Many of you already know that strength training is one of my favorite forms of exercise, but there are still so many of myths around it. For example, no, you won’t look bulky or like a bodybuilder after you start to make this part of your weekly routine, and it’s not only for men who want to build massive muscles. Another myth that persists is that it’s too late to start strength training among older adults who haven’t done so before. But that couldn’t be further from the truth!
In reality, strength training may be more important than ever as people reach their upper decades. As noted in a 2019 article in The Journal of Strength and Conditioning Research, “current research has demonstrated that countering muscle disuse through resistance training is a powerful intervention to combat the loss of muscle strength and muscle mass, physiological vulnerability, and their debilitating consequences on physical functioning, mobility, independence, chronic disease management, psychological well-being, quality of life, and healthy life expectancy” for older adults. This is true whether or not a senior is coping with a chronic illness, since muscle loss naturally starts at a gradual pace at 30 years old but accelerates once a person hits age 60.Strength training may be more important than ever as people reach their upper decades, since muscle loss starts gradually at 30 years old but accelerates once a person hits age 60. Click To Tweet
The Benefits of Strength Training
Exercise in general has countless health benefits: It’s been shown to reduce the risk of breast cancer in women of any age or weight, to give as much of a mood boost as prescribed antidepressants, to enhance mental health and focus, and possibly even to foster a healthier microbiome. But strength training in particular has been shown to have the biggest impact on improving mood, as researchers found in a comprehensive review of dozens of studies—and that boost can occur with as little as 10 minutes of work. That’s a pretty remarkable return on investment.
In addition to burning calories in the moment, strength training allows us to continue to burn calories at a faster rate long after the workout ends—exercise increases your metabolism for up to 17 hours!
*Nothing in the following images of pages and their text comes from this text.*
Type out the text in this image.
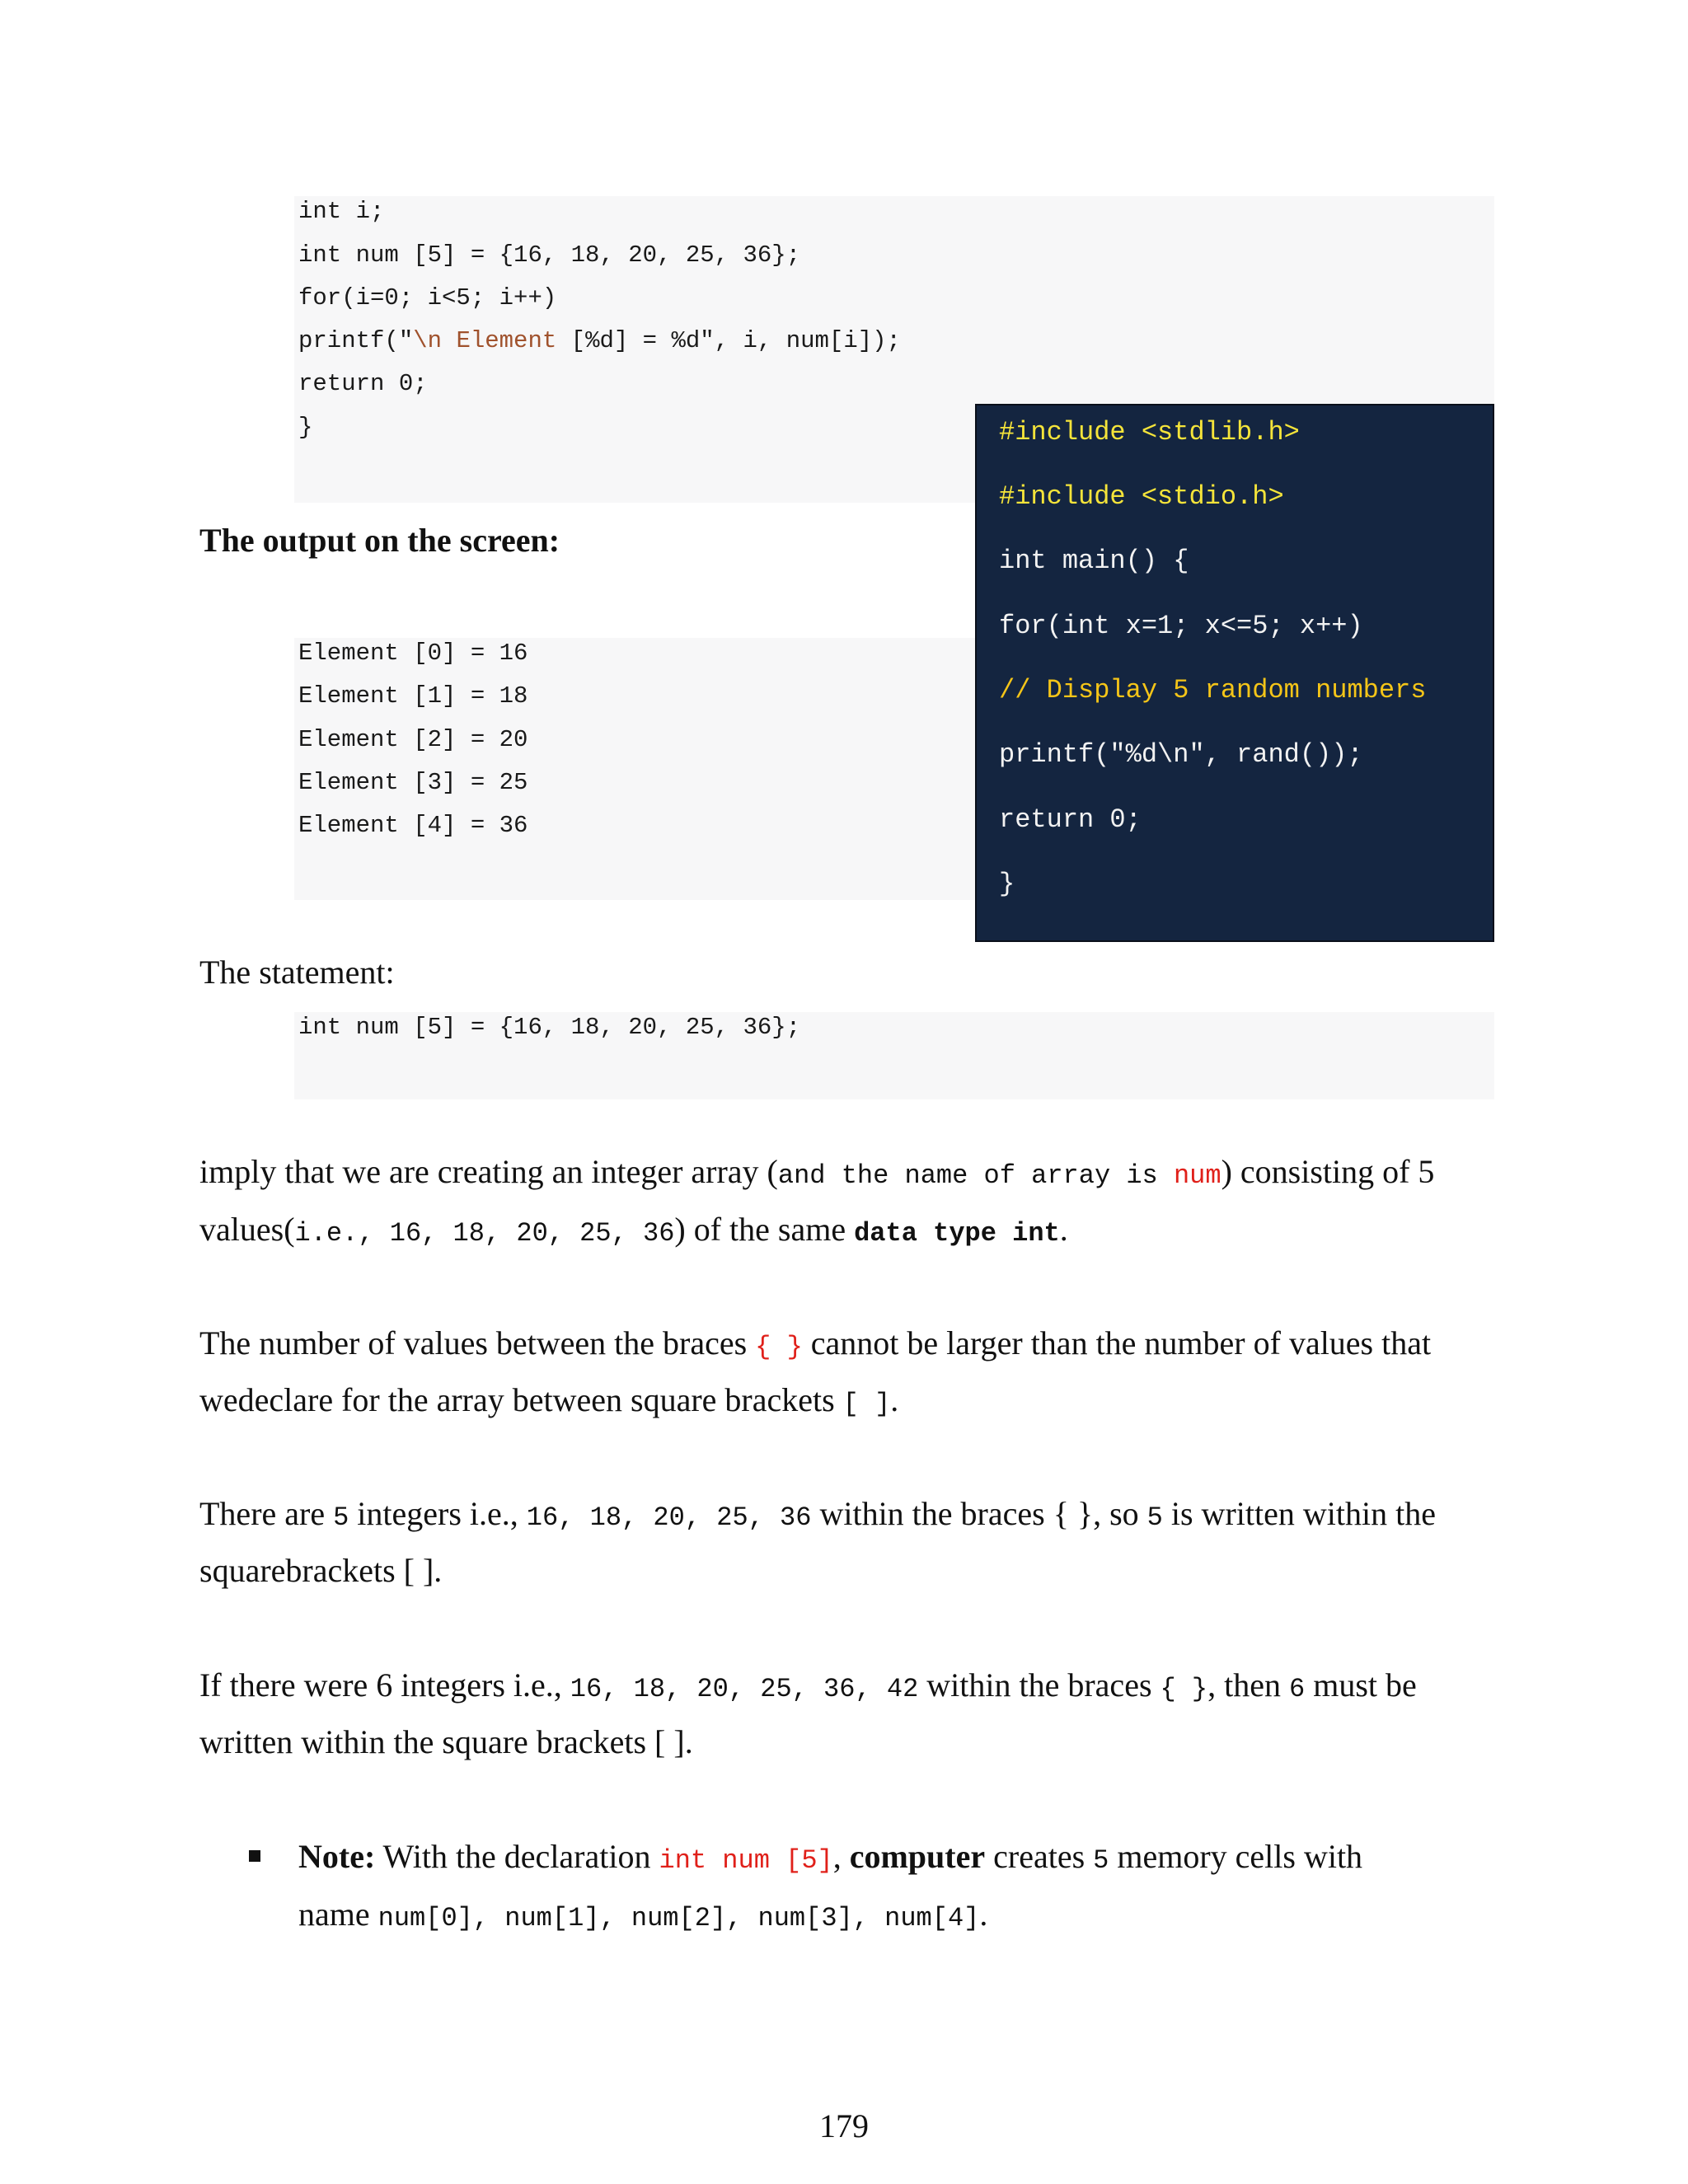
int i;
int num [5] = {16, 18, 20, 25, 36};
for(i=0; i<5; i++)
printf("\n Element [%d] = %d", i, num[i]);
return 0;
}
The output on the screen:
Element [0] = 16
Element [1] = 18
Element [2] = 20
Element [3] = 25
Element [4] = 36
#include <stdlib.h>
#include <stdio.h>
int main() {
for(int x=1; x<=5; x++)
// Display 5 random numbers
printf("%d\n", rand());
return 0;
}
The statement:
int num [5] = {16, 18, 20, 25, 36};
imply that we are creating an integer array (and the name of array is num) consisting of 5
values(i.e., 16, 18, 20, 25, 36) of the same data type int.
The number of values between the braces { } cannot be larger than the number of values that
wedeclare for the array between square brackets [ ].
There are 5 integers i.e., 16, 18, 20, 25, 36 within the braces { }, so 5 is written within the
squarebrackets [ ].
If there were 6 integers i.e., 16, 18, 20, 25, 36, 42 within the braces { }, then 6 must be
written within the square brackets [ ].
Note: With the declaration int num [5], computer creates 5 memory cells with
name num[0], num[1], num[2], num[3], num[4].
179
Physical activity can even positively affect food choices: A study published in 2019 in the International Journal of Obesity, which involved 2,680 adults who were not exercising regularly or dieting, found that “after exercising for several weeks, formerly sedentary study participants were more likely to choose foods like lean meats, fruits, and vegetables,” while they tended to reduce their consumption of fried foods, sodas, and other unhealthy options. This occurred even though the participants were not asked to change their diets in any fashion; these changes occurred naturally. Previous research caused the scientists to theorize that this reduced desire for high-fat foods may be due to the changes in dopamine levels associated with exercise—in other words, a huge win-win.
And, if vanity is your main motivator, there’s no shame in that—whatever gets us exercising is a good thing. Strength training firms and tones the body, giving us a more fit, compact look; helps us shed inches (since muscle is leaner tissue than fat); and may even help our skin maintain a more youthful appearance as we age, according to studies performed at Ontario, Canada’s McMaster University on both mice and humans. Yes, we all want to become healthier on the inside, but looking better can help us feel better, too.
Strength Training Exercises for Seniors
There is a plethora of strength training exercises seniors can do—without needing any fancy equipment, a gym membership, or even a bunch of space. Simple at-home strength training moves are also a great choice in the times of COVID-19, when seniors might want to limit their exposure to other people. You can choose to incorporate small weights, but you can also complete a great workout using just your body weight.
To get inspired with specific moves, try my Beginning Circuit Training Routine (also available in video form if you’d like a visual to follow) or a whole-body workout video. If you’re a total beginner, even a 10-minute at-home workout can be a great start, or try these simple exercises to improve your coordination, balance, and strength at any age.
Overall, I recommend committing to two 30- to 45-minute strength-training sessions each week. You can work your entire body at each session, or you can split up your efforts, doing one for the lower body (legs, lower back, and abs), with the other focusing on the upper body (chest, arms, and upper back). It’s also a great idea to incorporate compound strength-training moves, which work multiple muscle groups at one time (some examples of this are lunges and squats—both simple yet highly effective).
Finally, if you’re just starting out with strength training, don’t forget to work safely: Stay hydrated. If you’re a beginner, start small and pace yourself. After your workout session, care for your body and encourage muscle repair and recovery by consuming protein. And, most importantly, don’t forget to have fun in the process! With some practice, you’ll find that exercise becomes a necessary non-negotiable in your weekly routine—a must-have to maintain both physical and mental health at any age.